San Diego modern architecture firm Hart Wright Architects is designing a home in the Wildland Urban Interface (WUI) and aggressively taking the challenge of hardening the building against fire. The evidence from the many houses destroyed in wildfires shows wildfires ignite homes in particular ways. Here are some brief examples of how fire ignites houses and how Hart Wright Architects’ design addresses these conditions.
Fires start when embers are windblown, some can travel miles. The embers land on a part of the home and it ignites- sometimes it begins with a gutter full of leaves or a valley in the roof that has collected debris. Perhaps the embers land at the base of the house and any exposed wood in the walls ignite. Heat from burning trees or neighboring houses shatters windows, and embers blow into the house and set fire to the furniture or curtains. Also what happens is embers get sucked into soffit or gable-end roof vents, igniting the attic and burning the home from there.
Hart Wright Architects’ design addresses these common ignition points.

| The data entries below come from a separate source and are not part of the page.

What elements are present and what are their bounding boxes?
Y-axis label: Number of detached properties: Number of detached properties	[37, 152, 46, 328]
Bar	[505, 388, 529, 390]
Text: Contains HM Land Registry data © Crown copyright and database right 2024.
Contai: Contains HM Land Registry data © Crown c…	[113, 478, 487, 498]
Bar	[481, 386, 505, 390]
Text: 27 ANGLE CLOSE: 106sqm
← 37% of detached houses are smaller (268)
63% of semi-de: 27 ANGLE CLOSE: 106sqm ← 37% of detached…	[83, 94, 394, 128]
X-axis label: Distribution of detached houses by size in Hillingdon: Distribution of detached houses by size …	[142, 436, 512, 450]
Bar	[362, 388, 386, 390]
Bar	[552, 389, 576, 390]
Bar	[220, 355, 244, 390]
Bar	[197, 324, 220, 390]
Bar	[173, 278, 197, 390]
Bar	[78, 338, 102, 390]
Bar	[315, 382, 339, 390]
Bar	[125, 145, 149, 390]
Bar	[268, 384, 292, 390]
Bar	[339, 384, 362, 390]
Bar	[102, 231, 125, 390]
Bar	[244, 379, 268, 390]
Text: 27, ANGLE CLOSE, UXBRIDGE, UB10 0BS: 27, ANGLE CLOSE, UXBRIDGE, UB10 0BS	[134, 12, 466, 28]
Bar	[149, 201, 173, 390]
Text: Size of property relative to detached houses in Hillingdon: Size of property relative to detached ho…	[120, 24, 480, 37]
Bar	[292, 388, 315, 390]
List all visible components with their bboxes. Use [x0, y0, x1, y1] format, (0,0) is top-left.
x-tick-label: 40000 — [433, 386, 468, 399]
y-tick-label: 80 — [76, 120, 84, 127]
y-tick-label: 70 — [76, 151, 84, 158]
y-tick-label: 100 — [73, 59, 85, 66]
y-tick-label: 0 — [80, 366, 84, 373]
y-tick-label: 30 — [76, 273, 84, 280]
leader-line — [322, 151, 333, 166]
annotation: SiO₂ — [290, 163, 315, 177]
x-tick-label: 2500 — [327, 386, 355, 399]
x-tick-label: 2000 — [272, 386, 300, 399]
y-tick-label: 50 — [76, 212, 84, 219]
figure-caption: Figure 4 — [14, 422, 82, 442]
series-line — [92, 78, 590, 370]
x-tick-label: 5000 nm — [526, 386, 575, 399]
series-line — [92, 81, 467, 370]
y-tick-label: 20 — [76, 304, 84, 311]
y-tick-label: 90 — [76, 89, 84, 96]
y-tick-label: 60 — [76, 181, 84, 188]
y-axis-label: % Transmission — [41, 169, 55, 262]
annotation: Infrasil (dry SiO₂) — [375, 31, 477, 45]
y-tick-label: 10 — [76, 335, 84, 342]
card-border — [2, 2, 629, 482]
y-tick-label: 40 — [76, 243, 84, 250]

First, the home is clad in metal siding with no exposed wood anywhere. The walls are built with ICF construction, a sandwich of concrete between two outer layers of styrofoam. With the metal siding over the ICF, there is no material available to ignite. The design of the home utilizes non-combustible materials.
The mono slope roof has no valleys that would collect debris and catch stray embers and it is designed to have no vents. A vented roof is an outdated practice that is done for economy. An unvented roof not only protects a house from wildfire but the house also performs well in terms of energy efficiency.
Another design element that hardens the Hart Wright Architects’ fire hardened designed home is the windows. They are protected with exterior steel shutters. These elements not only protect the house from fire but also control heat gain from the glass.